Data and scripts from: Mechanistic and scale-specific analyses advance the preference-performance hypothesis

These files contain data and script supporting all results reported in "Mechanistic and scale-specific analyses advance the preference-performance hypothesis". In Slimon et al. we used the specialist seed predator moth Schinia florida and the common evening primrose Oenothera biennis, to investigate the mechanistic drivers of preference and performance and how these dynamics shift across scales, between- versus within-plants. We measured a suite of 126 plant traits, most of which were plant specialized metabolites captured by ultra-high performance liquid chromatography and mass spectrometry, and applied a novel machine learning approach to identify traits that predict both preference and performance.
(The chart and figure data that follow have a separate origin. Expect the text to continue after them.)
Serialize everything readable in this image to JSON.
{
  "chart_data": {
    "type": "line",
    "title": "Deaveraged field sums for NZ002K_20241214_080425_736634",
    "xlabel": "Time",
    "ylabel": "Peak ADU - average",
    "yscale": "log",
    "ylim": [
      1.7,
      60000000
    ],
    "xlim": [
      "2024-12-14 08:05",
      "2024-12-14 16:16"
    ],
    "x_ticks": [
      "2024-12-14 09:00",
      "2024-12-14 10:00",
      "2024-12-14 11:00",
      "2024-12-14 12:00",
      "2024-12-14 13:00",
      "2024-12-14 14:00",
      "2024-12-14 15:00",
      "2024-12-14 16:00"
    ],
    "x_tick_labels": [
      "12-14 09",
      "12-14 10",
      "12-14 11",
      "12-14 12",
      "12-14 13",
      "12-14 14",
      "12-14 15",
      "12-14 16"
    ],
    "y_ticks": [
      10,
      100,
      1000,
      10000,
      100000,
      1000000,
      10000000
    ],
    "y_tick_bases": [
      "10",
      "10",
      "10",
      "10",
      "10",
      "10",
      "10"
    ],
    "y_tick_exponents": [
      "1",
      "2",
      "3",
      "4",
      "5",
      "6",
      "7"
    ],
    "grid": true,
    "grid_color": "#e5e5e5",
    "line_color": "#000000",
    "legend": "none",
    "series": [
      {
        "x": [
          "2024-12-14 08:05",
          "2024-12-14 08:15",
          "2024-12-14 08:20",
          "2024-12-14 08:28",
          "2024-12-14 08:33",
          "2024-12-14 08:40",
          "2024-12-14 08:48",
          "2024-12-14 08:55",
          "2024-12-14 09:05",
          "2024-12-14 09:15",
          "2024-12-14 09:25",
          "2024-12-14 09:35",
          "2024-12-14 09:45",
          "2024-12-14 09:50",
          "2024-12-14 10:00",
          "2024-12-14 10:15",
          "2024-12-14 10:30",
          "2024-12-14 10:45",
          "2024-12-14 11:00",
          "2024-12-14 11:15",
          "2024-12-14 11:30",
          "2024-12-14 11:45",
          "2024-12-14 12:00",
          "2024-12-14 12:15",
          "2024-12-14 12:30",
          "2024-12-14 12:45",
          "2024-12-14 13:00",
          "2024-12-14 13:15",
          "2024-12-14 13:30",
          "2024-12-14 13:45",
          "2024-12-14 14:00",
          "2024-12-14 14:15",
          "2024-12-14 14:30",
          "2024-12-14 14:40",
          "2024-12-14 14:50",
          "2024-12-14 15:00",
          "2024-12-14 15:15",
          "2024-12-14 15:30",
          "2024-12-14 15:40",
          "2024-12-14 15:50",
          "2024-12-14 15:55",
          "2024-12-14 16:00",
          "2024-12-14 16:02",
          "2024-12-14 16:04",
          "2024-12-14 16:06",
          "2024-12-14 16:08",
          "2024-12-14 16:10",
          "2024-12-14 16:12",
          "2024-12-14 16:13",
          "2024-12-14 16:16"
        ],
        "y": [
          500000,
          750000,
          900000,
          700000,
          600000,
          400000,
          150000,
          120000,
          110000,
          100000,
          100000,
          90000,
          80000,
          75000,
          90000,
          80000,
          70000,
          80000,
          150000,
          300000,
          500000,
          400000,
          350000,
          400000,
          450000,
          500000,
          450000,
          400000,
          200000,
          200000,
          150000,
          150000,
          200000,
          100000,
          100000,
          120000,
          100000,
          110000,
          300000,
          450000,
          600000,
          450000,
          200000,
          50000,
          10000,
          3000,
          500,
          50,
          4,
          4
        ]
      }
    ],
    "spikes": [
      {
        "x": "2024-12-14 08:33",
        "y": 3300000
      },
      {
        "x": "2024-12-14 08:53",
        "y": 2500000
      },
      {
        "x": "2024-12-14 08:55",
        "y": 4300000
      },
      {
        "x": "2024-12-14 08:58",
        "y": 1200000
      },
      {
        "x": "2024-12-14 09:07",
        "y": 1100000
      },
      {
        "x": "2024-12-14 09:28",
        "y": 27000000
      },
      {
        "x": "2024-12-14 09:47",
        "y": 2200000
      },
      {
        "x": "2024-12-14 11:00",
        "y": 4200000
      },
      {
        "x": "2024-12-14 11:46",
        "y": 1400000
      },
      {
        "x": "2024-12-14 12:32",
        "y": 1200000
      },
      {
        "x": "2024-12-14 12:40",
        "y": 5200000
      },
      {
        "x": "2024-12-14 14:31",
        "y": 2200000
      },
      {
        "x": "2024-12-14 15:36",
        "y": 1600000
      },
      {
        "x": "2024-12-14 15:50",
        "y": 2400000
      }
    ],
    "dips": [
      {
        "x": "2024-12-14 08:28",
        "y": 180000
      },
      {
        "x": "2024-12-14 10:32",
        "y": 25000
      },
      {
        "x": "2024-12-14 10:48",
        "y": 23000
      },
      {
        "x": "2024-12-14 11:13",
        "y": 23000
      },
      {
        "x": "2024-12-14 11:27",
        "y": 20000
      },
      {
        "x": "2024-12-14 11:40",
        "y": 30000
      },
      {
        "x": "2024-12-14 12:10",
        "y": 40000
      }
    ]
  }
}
Between-plants, we found no relationship between preference and performance. However, nine overlapping plant traits predicted both preference and performance, with all traits positively correlated with preference showing a negative association with performance. This negative trait-based preference-performance link may result from trade-offs of moths using plant defenses as host finding cues. Overall, weak correlations between the nine predictive traits appear to limit a link between preference and performance between plants. Within plants, moths disproportionally oviposited on flower buds over fruits and concordantly showed higher relative performance on buds. At this scale, only two overlapping traits predicted both preference and performance, and both showed positive associations with preference and performance. Thus, our results show that 1) a specialist herbivore faces trait-based trade-offs between host-selection among plants and larval performance, while making more adaptive decisions at finer scales within plants, and 2) mechanistic and cross-scale approaches offer insight into when adult preference predicts larval performance.